I've done my math a few times. My counters are 25 inches wide. The entire stretch of counter that the sink is against is 134 inches. Next to the stove there is 2 inches on either side (also 25 inches deep). The peninsula sticks out an extra 29 inches and that section is actually 27 inches wide. (So the peninsula is 54 inches by 27...25 inches the width of the back counter and the extra 29 inches it sticks out). When I measure the long side it is 54 inches. If you look at the sink, from 45 degree angle to the other 45 degree angle it is 82 inches. Finally, that little section of counter next to the fridge is 25 inches deep and 27 inches wide.
I've also figured that I have 23 ft of finished edges (not counting the sink).
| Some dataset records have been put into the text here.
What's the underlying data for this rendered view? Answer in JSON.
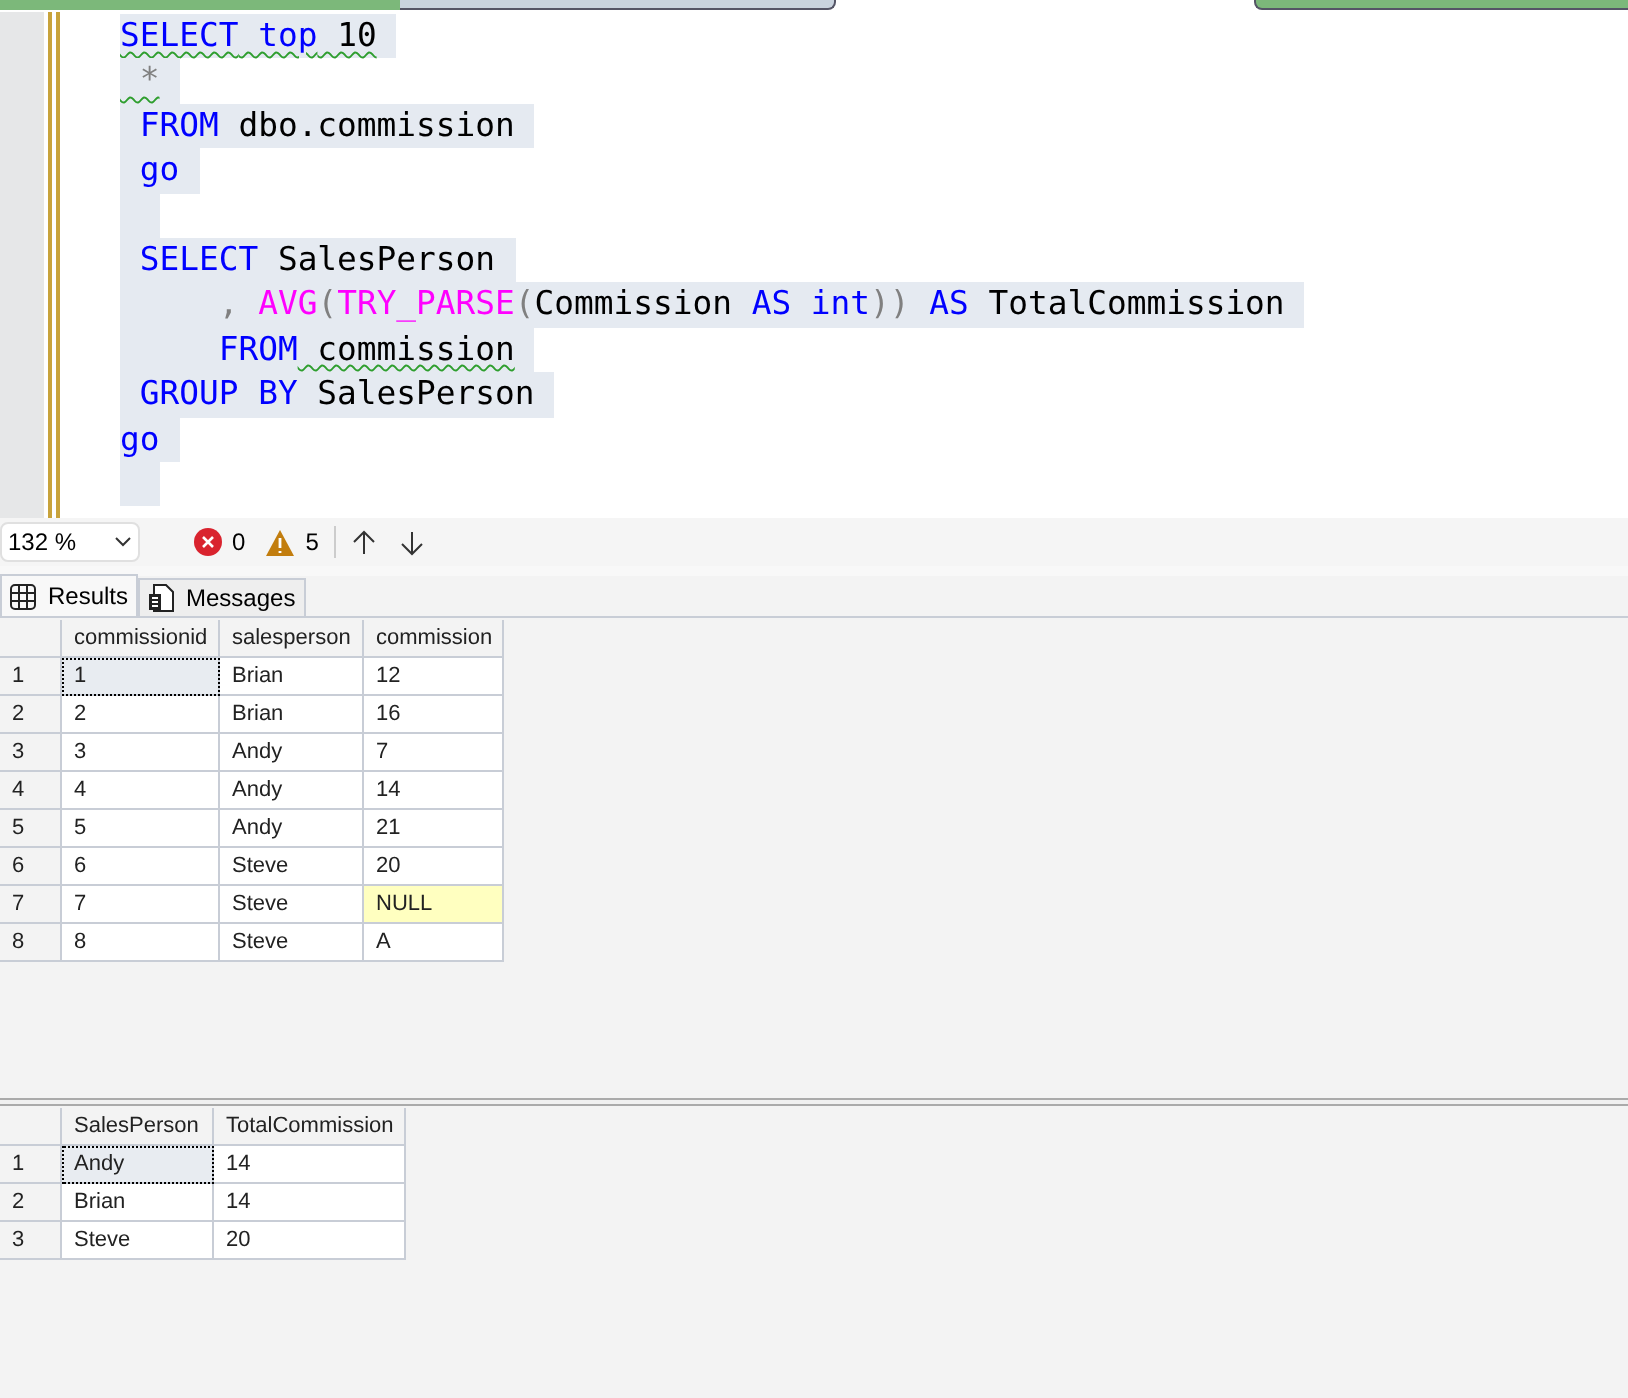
{
  "editor": {
    "lines": [
      {
        "tokens": [
          {
            "text": "SELECT",
            "kind": "keyword",
            "squiggle": true
          },
          {
            "text": " top",
            "kind": "keyword",
            "squiggle": true
          },
          {
            "text": " 10",
            "kind": "plain",
            "squiggle": true
          }
        ]
      },
      {
        "tokens": [
          {
            "text": " *",
            "kind": "punct",
            "squiggle": true
          }
        ]
      },
      {
        "tokens": [
          {
            "text": " FROM",
            "kind": "keyword",
            "squiggle": false
          },
          {
            "text": " dbo.commission",
            "kind": "plain",
            "squiggle": false
          }
        ]
      },
      {
        "tokens": [
          {
            "text": " go",
            "kind": "keyword",
            "squiggle": false
          }
        ]
      },
      {
        "blank": true
      },
      {
        "tokens": [
          {
            "text": " SELECT",
            "kind": "keyword",
            "squiggle": false
          },
          {
            "text": " SalesPerson",
            "kind": "plain",
            "squiggle": false
          }
        ]
      },
      {
        "tokens": [
          {
            "text": "     ,",
            "kind": "punct",
            "squiggle": false
          },
          {
            "text": " AVG",
            "kind": "function",
            "squiggle": false
          },
          {
            "text": "(",
            "kind": "punct",
            "squiggle": false
          },
          {
            "text": "TRY_PARSE",
            "kind": "function",
            "squiggle": false
          },
          {
            "text": "(",
            "kind": "punct",
            "squiggle": false
          },
          {
            "text": "Commission",
            "kind": "plain",
            "squiggle": false
          },
          {
            "text": " AS",
            "kind": "keyword",
            "squiggle": false
          },
          {
            "text": " int",
            "kind": "keyword",
            "squiggle": false
          },
          {
            "text": "))",
            "kind": "punct",
            "squiggle": false
          },
          {
            "text": " AS",
            "kind": "keyword",
            "squiggle": false
          },
          {
            "text": " TotalCommission",
            "kind": "plain",
            "squiggle": false
          }
        ]
      },
      {
        "tokens": [
          {
            "text": "     FROM",
            "kind": "keyword",
            "squiggle": false
          },
          {
            "text": " commission",
            "kind": "plain",
            "squiggle": true
          }
        ]
      },
      {
        "tokens": [
          {
            "text": " GROUP BY",
            "kind": "keyword",
            "squiggle": false
          },
          {
            "text": " SalesPerson",
            "kind": "plain",
            "squiggle": false
          }
        ]
      },
      {
        "tokens": [
          {
            "text": "go",
            "kind": "keyword",
            "squiggle": false
          }
        ]
      },
      {
        "blank": true
      }
    ]
  },
  "status": {
    "zoom": "132 %",
    "errors": "0",
    "warnings": "5"
  },
  "tabs": [
    {
      "label": "Results",
      "selected": true,
      "kind": "grid"
    },
    {
      "label": "Messages",
      "selected": false,
      "kind": "doc"
    }
  ],
  "grids": [
    {
      "columns": [
        "commissionid",
        "salesperson",
        "commission"
      ],
      "rows": [
        {
          "number": "1",
          "focused": true,
          "cells": [
            {
              "text": "1",
              "kind": "value"
            },
            {
              "text": "Brian",
              "kind": "value"
            },
            {
              "text": "12",
              "kind": "value"
            }
          ]
        },
        {
          "number": "2",
          "focused": false,
          "cells": [
            {
              "text": "2",
              "kind": "value"
            },
            {
              "text": "Brian",
              "kind": "value"
            },
            {
              "text": "16",
              "kind": "value"
            }
          ]
        },
        {
          "number": "3",
          "focused": false,
          "cells": [
            {
              "text": "3",
              "kind": "value"
            },
            {
              "text": "Andy",
              "kind": "value"
            },
            {
              "text": "7",
              "kind": "value"
            }
          ]
        },
        {
          "number": "4",
          "focused": false,
          "cells": [
            {
              "text": "4",
              "kind": "value"
            },
            {
              "text": "Andy",
              "kind": "value"
            },
            {
              "text": "14",
              "kind": "value"
            }
          ]
        },
        {
          "number": "5",
          "focused": false,
          "cells": [
            {
              "text": "5",
              "kind": "value"
            },
            {
              "text": "Andy",
              "kind": "value"
            },
            {
              "text": "21",
              "kind": "value"
            }
          ]
        },
        {
          "number": "6",
          "focused": false,
          "cells": [
            {
              "text": "6",
              "kind": "value"
            },
            {
              "text": "Steve",
              "kind": "value"
            },
            {
              "text": "20",
              "kind": "value"
            }
          ]
        },
        {
          "number": "7",
          "focused": false,
          "cells": [
            {
              "text": "7",
              "kind": "value"
            },
            {
              "text": "Steve",
              "kind": "value"
            },
            {
              "text": "NULL",
              "kind": "null"
            }
          ]
        },
        {
          "number": "8",
          "focused": false,
          "cells": [
            {
              "text": "8",
              "kind": "value"
            },
            {
              "text": "Steve",
              "kind": "value"
            },
            {
              "text": "A",
              "kind": "value"
            }
          ]
        }
      ]
    },
    {
      "columns": [
        "SalesPerson",
        "TotalCommission"
      ],
      "rows": [
        {
          "number": "1",
          "focused": true,
          "cells": [
            {
              "text": "Andy",
              "kind": "value"
            },
            {
              "text": "14",
              "kind": "value"
            }
          ]
        },
        {
          "number": "2",
          "focused": false,
          "cells": [
            {
              "text": "Brian",
              "kind": "value"
            },
            {
              "text": "14",
              "kind": "value"
            }
          ]
        },
        {
          "number": "3",
          "focused": false,
          "cells": [
            {
              "text": "Steve",
              "kind": "value"
            },
            {
              "text": "20",
              "kind": "value"
            }
          ]
        }
      ]
    }
  ]
}
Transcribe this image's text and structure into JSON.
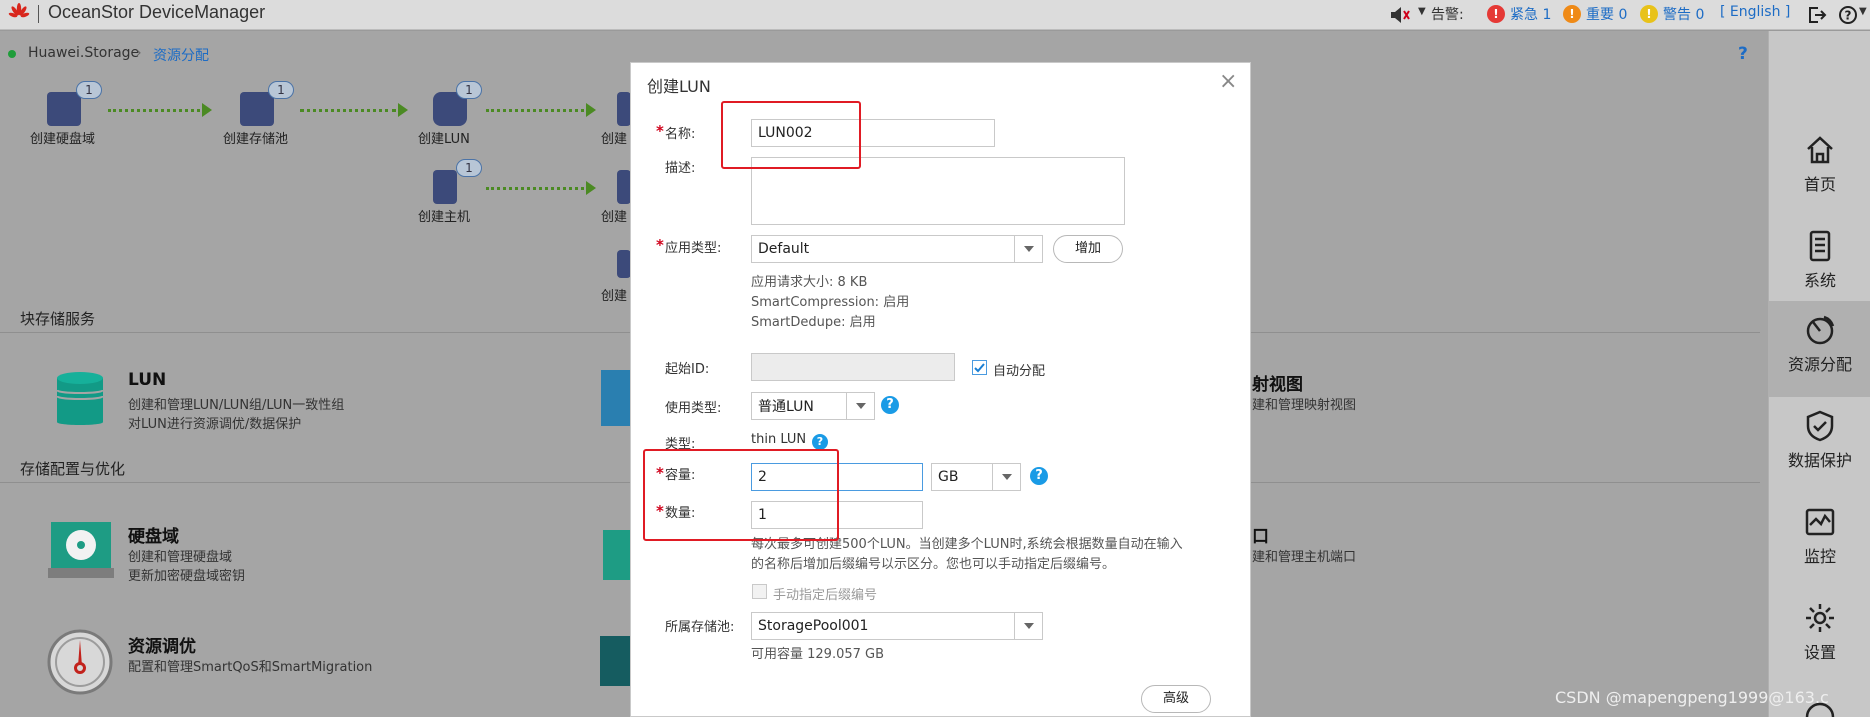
{
  "app": {
    "title": "OceanStor DeviceManager",
    "logo_text": "HUAWEI"
  },
  "topbar": {
    "sound_icon": "speaker-icon",
    "alarm_label": "告警:",
    "critical": "紧急 1",
    "major": "重要 0",
    "warning": "警告 0",
    "language": "[ English ]",
    "colors": {
      "critical": "#e53935",
      "major": "#ef8a17",
      "warning": "#e8c21a"
    }
  },
  "breadcrumb": {
    "root": "Huawei.Storage",
    "current": "资源分配",
    "help": "?"
  },
  "flow": {
    "items": [
      {
        "label": "创建硬盘域",
        "badge": "1"
      },
      {
        "label": "创建存储池",
        "badge": "1"
      },
      {
        "label": "创建LUN",
        "badge": "1"
      },
      {
        "label": "创建主机",
        "badge": "1"
      },
      {
        "label": "创建",
        "badge": ""
      },
      {
        "label": "创建",
        "badge": ""
      },
      {
        "label": "创建",
        "badge": ""
      }
    ]
  },
  "sections": {
    "block": "块存储服务",
    "config": "存储配置与优化"
  },
  "services": {
    "lun": {
      "title": "LUN",
      "desc1": "创建和管理LUN/LUN组/LUN一致性组",
      "desc2": "对LUN进行资源调优/数据保护"
    },
    "mapping": {
      "title": "射视图",
      "desc1": "建和管理映射视图"
    },
    "disk": {
      "title": "硬盘域",
      "desc1": "创建和管理硬盘域",
      "desc2": "更新加密硬盘域密钥"
    },
    "port": {
      "title": "口",
      "desc1": "建和管理主机端口"
    },
    "tuning": {
      "title": "资源调优",
      "desc1": "配置和管理SmartQoS和SmartMigration"
    }
  },
  "rightnav": {
    "items": [
      {
        "label": "首页",
        "icon": "home-icon"
      },
      {
        "label": "系统",
        "icon": "system-icon"
      },
      {
        "label": "资源分配",
        "icon": "provisioning-icon"
      },
      {
        "label": "数据保护",
        "icon": "shield-icon"
      },
      {
        "label": "监控",
        "icon": "monitor-icon"
      },
      {
        "label": "设置",
        "icon": "gear-icon"
      }
    ]
  },
  "dialog": {
    "title": "创建LUN",
    "name_label": "名称:",
    "name_value": "LUN002",
    "desc_label": "描述:",
    "desc_value": "",
    "app_type_label": "应用类型:",
    "app_type_value": "Default",
    "add_button": "增加",
    "app_info": [
      "应用请求大小:  8 KB",
      "SmartCompression:  启用",
      "SmartDedupe:  启用"
    ],
    "start_id_label": "起始ID:",
    "start_id_value": "",
    "auto_assign_label": "自动分配",
    "auto_assign_checked": true,
    "usage_type_label": "使用类型:",
    "usage_type_value": "普通LUN",
    "type_label": "类型:",
    "type_value": "thin LUN",
    "capacity_label": "容量:",
    "capacity_value": "2",
    "capacity_unit": "GB",
    "quantity_label": "数量:",
    "quantity_value": "1",
    "quantity_note1": "每次最多可创建500个LUN。当创建多个LUN时,系统会根据数量自动在输入",
    "quantity_note2": "的名称后增加后缀编号以示区分。您也可以手动指定后缀编号。",
    "manual_suffix_label": "手动指定后缀编号",
    "manual_suffix_checked": false,
    "pool_label": "所属存储池:",
    "pool_value": "StoragePool001",
    "available_capacity": "可用容量 129.057 GB",
    "advanced_button": "高级",
    "close_symbol": "×",
    "help_symbol": "?",
    "required_mark": "*"
  },
  "watermark": "CSDN @mapengpeng1999@163.c"
}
I was curious if you finish the inside edges that are against the stove? That stove will be replaced with a stove the same width. Not sure if this inside edges are finished so I did not add them in.
I'm so overwhelmed w/counter types. I know I need solid surface so I can have an undermount sink (a MUST have). I'm just not sure what type. I also don't want to spend a fortune when there is a chance the counter will be ripped out again in 5 years bc I'm not sure if the new layout will work with a peninsula. I do know that I can't live w/these crappy counters for another 5 years.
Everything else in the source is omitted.